These papers comprise correspondence about the purchases; worksheets of poems; typescripts and carbon-copies of poems; 1 photograph of Gavin Ewart in 1950 and 3 photographs of Gavin Ewart with Philip Larkin in 1979; photocopied extracts of Ewart's poems in the London Magazine June 1980; one interview with Ewart; some letters to the press circa 1981; some manuscript prose and files of personal and professional correspondence.
The worksheets in more detail are as follows: there are worksheets of poems such as 'True Love' and 'The Gentle Sex' which have appeared in newspapers (The Guardian, 14 February 1975 and The Observer, 9 February 1975 respectively) and worksheets for the following published collections of poems - Be my guest (1975), No fool like an old fool (1976), The first eleven (1977) (for which there is also one copy of the published work), Or where a young penguin lies screaming (1978), All my little ones (1978) (for which there are also worksheets of poems not used). There are several hundred worksheets of poems which post-date these published collections. Prose worksheets include A fine romance, Her dream come true, London's buildings, and Dawn must break. There are two galley proofs of The deceptive grin of the gravel porters (1968).

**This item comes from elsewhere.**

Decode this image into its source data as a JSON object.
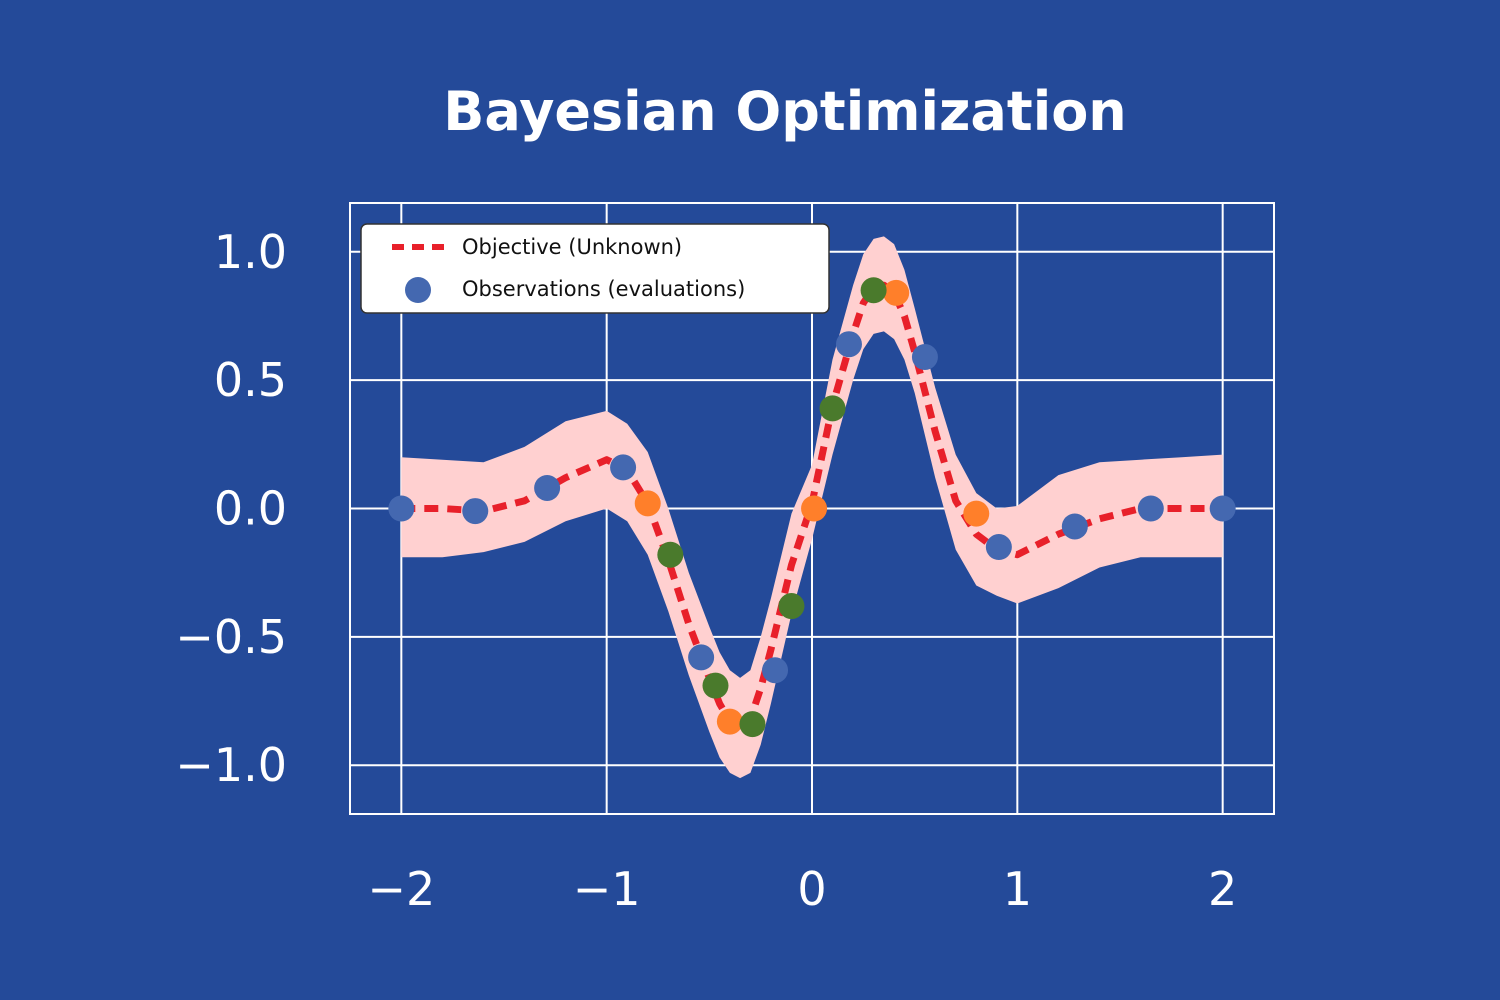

The files of correspondence begin in 1945 and correspondents include Kingsley Amis, John Betjeman, Robert Conquest, Roy Fuller, Christopher Logue, Philip Larkin, C P Snow, John Gardiner, Marghanita Laski, Harry Chambers, Charles Osborne, Peter Porter, Anthony Rota, George Macbeth, Richard Boston, Lincoln Kirstein, Alan Ross, Sam Wanamaker, Douglas Dunn, Anthony Thwaite and Fleur Adcock. The correspondence also contains typescripts of Ewart's poems such as 'The magic lolly' and 'The dream of the horses'.